Big data has been with us for ages having existed and getting churned out in both structured and unstructured formats, only that it existed offline or limited distribution digital. With Moore’s laws that says processing capabilities for computers doubles every twenty four months still holding coupled with an equivalent drop in the cost of storage and access to better connectivity the uptake of the cloud has seem tremendous growth of big data. Essentially unshackling the traditional models from constraints which included curation, analysis, search, visualization, storage, sharing, capture among others.

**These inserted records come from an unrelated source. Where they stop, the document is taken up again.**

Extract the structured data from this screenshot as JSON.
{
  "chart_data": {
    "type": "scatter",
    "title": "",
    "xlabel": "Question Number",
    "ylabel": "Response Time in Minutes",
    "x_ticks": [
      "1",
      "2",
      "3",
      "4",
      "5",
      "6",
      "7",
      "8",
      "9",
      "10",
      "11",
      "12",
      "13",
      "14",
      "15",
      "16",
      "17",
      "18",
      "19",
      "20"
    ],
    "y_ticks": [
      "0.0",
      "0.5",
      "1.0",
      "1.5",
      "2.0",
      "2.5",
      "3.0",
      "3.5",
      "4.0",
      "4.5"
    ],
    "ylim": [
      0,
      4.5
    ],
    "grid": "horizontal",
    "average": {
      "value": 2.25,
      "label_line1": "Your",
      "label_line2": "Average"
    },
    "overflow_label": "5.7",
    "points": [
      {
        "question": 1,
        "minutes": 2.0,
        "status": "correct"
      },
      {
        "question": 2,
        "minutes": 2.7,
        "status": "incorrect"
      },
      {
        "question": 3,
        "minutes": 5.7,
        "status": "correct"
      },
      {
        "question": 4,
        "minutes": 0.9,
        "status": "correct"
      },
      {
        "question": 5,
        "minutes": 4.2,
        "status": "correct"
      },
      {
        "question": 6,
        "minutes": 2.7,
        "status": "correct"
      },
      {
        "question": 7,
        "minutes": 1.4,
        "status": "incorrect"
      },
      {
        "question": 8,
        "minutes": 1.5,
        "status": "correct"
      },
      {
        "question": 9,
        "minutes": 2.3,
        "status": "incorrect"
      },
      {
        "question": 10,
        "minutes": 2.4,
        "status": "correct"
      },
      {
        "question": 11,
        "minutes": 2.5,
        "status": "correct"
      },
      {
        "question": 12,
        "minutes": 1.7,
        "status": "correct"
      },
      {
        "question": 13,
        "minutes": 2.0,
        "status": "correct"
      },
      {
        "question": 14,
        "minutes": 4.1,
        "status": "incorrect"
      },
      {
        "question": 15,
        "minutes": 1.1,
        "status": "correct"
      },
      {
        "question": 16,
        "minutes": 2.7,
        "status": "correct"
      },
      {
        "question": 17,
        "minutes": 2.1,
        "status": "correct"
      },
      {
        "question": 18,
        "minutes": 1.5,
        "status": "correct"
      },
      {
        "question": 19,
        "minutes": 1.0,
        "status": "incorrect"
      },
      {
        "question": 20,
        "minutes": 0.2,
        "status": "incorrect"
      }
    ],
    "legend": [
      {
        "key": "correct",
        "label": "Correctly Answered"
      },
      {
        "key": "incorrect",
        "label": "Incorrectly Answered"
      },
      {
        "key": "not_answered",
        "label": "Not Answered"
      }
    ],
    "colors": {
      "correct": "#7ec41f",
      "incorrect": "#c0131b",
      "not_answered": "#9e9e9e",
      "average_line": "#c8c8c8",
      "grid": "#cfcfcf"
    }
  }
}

Historical data has been ingested offering unique insights into the past and a possible peek through extrapolation and modeling into the future, but going forward a new itch needs to be scratched. The dynamics of life driven by consumer demand have birthed new services that require not just big data but fast data. The enterprise in an increasingly competitive environment needs real-time and on demand business intelligence and analytics to guide decision making, service personalization, service provisioning and resource allocation.
The need to be both nimble and agile requires that we look beyond the 4V’s on which big data is hinged; volume – the quantity of data generated or ingested, velocity – the rate at which the data is created, veracity – quality of the data and variety – different flavors and formats. Processing and decisioning is now the competitive focus with data warehousing and smarter ingest management in supporting roles.
Where does fast data apply, you may ask? Think of the backend that would power a pan-african mobile ad serving platform with millions of impressions, multiples devices and varied ad formats served in real-time across different geographies. Imagine the innards of a country wide mass transit system serving millions without missing a heartbeat from payments bring made, cards being issued and topped up and scheduling of the transports. Closer home, visualize a humming traffic control ecosystem that uses data from mounted cameras and a range sensors on the road and on vehicles. Fast moving consumer goods fulfilment systems that are mapped action at the till and market activation initiatives to allow for scaling up or down of production and logistical adaptations to achieve maximum return on capital. Lots of data collected, but only of value if processed and output blazing fast.
The real-time intelligent enterprise is here.